The third and final reason as to why he remains relatively positive is that, "from an economic surprise perspective, we expect that you're going to start to see more economic surprises to the upside in the second half of the year".

"So far, in the first half of the year, it's been the other way round - we've had more disappointing data versus expectations than we've seen for quite a while."

He sees value in growth sensitives and financials - "if a steeper yield curve signals stronger growth, then it should be positive for cyclicals and financials".
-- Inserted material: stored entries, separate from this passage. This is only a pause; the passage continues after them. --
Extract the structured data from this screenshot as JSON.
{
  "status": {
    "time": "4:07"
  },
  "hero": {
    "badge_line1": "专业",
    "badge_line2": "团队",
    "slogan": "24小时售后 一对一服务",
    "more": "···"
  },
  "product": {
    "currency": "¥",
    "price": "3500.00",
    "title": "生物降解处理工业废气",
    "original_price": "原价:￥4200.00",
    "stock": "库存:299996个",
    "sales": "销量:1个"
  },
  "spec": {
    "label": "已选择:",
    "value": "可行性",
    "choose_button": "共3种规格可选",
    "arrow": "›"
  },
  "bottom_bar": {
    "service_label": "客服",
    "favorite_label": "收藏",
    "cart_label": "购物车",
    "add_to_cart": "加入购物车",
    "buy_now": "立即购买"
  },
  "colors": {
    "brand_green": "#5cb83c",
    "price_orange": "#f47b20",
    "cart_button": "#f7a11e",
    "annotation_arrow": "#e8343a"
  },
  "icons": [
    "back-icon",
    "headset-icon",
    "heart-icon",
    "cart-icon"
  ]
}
Citi Research has its eye on technology and cyclical stocks in Korea and Taiwan, financials in Hong Kong and banks and oil services in Singapore. It is underweight on Australia, China and India, and views Asean as expensive and lacking in cyclical growth drivers.

For Singapore, in particular, Citi Research's preferred stocks include Keppel Corp, Wilmar and Hongkong Land, and "firms with less domestic exposure".
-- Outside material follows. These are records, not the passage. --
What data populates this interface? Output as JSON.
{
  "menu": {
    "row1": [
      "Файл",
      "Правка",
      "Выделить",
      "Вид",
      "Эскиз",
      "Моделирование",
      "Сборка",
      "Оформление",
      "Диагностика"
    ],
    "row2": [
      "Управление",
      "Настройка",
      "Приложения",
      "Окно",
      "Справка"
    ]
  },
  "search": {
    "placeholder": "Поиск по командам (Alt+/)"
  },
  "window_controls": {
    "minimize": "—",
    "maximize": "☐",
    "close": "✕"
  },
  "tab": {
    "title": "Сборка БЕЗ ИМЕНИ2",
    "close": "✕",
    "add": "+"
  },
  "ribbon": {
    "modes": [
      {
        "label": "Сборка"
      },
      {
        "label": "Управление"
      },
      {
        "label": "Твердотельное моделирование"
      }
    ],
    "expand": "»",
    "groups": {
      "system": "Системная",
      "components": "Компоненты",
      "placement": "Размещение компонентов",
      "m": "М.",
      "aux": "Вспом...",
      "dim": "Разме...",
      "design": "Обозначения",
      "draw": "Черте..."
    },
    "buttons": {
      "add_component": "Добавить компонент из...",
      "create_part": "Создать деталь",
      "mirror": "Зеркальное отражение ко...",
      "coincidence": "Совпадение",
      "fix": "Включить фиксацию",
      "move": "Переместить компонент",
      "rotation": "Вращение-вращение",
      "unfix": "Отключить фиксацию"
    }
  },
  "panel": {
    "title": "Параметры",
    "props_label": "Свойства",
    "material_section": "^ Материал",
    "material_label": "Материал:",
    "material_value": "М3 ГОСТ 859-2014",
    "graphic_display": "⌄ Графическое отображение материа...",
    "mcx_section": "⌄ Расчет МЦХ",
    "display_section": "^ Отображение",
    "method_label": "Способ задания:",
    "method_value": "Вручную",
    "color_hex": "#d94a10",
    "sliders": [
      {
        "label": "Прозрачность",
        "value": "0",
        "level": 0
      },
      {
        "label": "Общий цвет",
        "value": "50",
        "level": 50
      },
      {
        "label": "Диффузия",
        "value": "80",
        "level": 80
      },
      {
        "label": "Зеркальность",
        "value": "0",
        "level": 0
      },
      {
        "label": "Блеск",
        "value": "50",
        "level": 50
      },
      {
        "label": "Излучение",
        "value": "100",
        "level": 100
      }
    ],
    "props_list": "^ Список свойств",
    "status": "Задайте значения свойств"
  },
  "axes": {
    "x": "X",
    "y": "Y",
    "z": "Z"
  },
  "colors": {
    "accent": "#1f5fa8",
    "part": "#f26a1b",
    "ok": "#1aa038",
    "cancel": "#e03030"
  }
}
"Stocks we dislike include SMRT and Cosco Corp", it said.

In terms of Singapore's banking sector, in particular, Citi Research issued a separate report, saying the sector continues to look robust for the coming months, with Singapore loan growth having accelerated the most in the first quarter of this year.

It noted that the change in growth rates for most countries in Asia ex-Japan was within -/+ one percentage point, with only Singapore managing a meaningful increase, ie, growth of 3.0 percentage points, from 16.7 per cent in the fourth quarter of last year to 19.7 per cent in the first quarter of this year.

Singapore's strong loan growth "was driven by the domestic property market, intra-regional investment and trade finance (likely China related), but note that the three domestic SG (Singapore) banks are seeing core loan growth of only 10-11 per cent, lower than the system numbers", the report said.

It also noted that loan growth strongly outpaced deposits, with the gap being widest for Singapore at +10.8 percentage points (loan 19.7 per cent vs deposit 8.9 per cent) and Indonesia at +7.7 percentage points.

The report also pointed out that the loan-to-deposit ratios (LDR) in Singapore, Indonesia and India are near an all-time peak.

Singapore's LDR was at 96.5 per cent in the fourth quarter, Indonesia's was at 87.7 per cent, and India's was at 77.8 per cent - their highest since the Asian financial crisis.
2013 will be a good year for equities. Just stay invested.